The yaml for the BQC plugin looks like this:

- task: CmdLine@2
  displayName: "CppCheck Scan"
  inputs:
    script: |
      cppcheck $(CodeOmittedForBrevity)
    workingDirectory: '$(Build.SourcesDirectory)'

- task: BuildQualityChecks@8
  displayName: 'CppCheck Gate'
  inputs:
    # ===== Warnings Policy Inputs =====
    checkWarnings: true
    warningFailOption: build
    showStatistics: true
    evaluateTaskWarnings: true
    warningTaskFilters: '/^(CppCheck\\sScan)$/i'
ReneSchumacher commented 1 year ago

Hi @ncook-hxgn,

I believe the issue is caused by the double backslash, which causes the regular expression to search for the actual string \s instead of whitespace. Just use \s instead of \\s and it should work.

ncook-hxgn commented 1 year ago

Ah OK I'll give that a go.

.. does that mean I failed to copy the doc'd example well, or the example is over-escaped? https://github.com/MicrosoftPremier/VstsExtensions/blob/master/BuildQualityChecks/en-US/overview.md#adding-the-task-to-a-yaml-build-definition

Edit: Eyyy, it worked when I stopped overescaping :) <3

I think the docs might need a tweak?

ncook-hxgn commented 1 year ago

OK, I could use a little more help with the regex for the warningFilters.. I'm trying to capture output from cppcheck --template-vs

CppCheck will give me something like

Project\SourceFile.cpp(22): style: Variable 'arr' can be declared as const array
Project\SourceFile.cpp(40): error: Modifying string literal "[https://www.geek.."](https://www.geek..%22/) directly or indirectly is undefined behaviour.
Project\SourceFile.cpp(35): style: Variable 'ptr' is assigned a value that is never used.

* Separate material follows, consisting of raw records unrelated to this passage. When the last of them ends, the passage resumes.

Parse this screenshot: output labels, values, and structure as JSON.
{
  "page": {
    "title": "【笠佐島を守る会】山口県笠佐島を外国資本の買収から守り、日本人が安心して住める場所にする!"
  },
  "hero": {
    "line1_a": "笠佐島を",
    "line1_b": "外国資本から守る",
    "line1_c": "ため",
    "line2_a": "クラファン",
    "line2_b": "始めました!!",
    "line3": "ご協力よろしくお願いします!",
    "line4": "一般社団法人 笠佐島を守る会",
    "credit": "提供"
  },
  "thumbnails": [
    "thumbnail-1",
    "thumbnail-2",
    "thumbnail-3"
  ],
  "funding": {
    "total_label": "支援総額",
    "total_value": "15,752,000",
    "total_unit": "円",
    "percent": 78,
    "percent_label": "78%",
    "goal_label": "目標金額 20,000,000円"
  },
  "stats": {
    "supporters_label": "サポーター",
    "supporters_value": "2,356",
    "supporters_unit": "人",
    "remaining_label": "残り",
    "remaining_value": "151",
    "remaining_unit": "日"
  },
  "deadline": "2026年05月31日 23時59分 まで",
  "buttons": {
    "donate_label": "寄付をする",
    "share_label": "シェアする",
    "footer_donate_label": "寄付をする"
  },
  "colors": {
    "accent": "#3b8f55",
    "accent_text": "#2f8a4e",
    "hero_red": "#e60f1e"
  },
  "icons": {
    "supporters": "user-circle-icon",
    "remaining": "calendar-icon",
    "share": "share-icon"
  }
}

I wrote this regex to capture it:

warningTaskFilters: '/^(CppCheck\sScan)$/i' # Optional
warningFilters: '/(?<filename>.+?)\((?<line>\d+)\):\s(?<identifier>.+?):\s(?<message>.+?)$/i'

And regex101.com said it works: image

However, from the extension, all I can see in the Extensions tab is the filename - no line number, identifier, or message :( image

.. is there another bug in my regex?

ReneSchumacher commented 1 year ago

Hi @ncook-hxgn,

can you download the raw log from your CppCheck Scan task and test your regular expression with a line taken from there? BQC analyzes the raw task log which includes timestamps at the beginning. Thus, the matches might be different.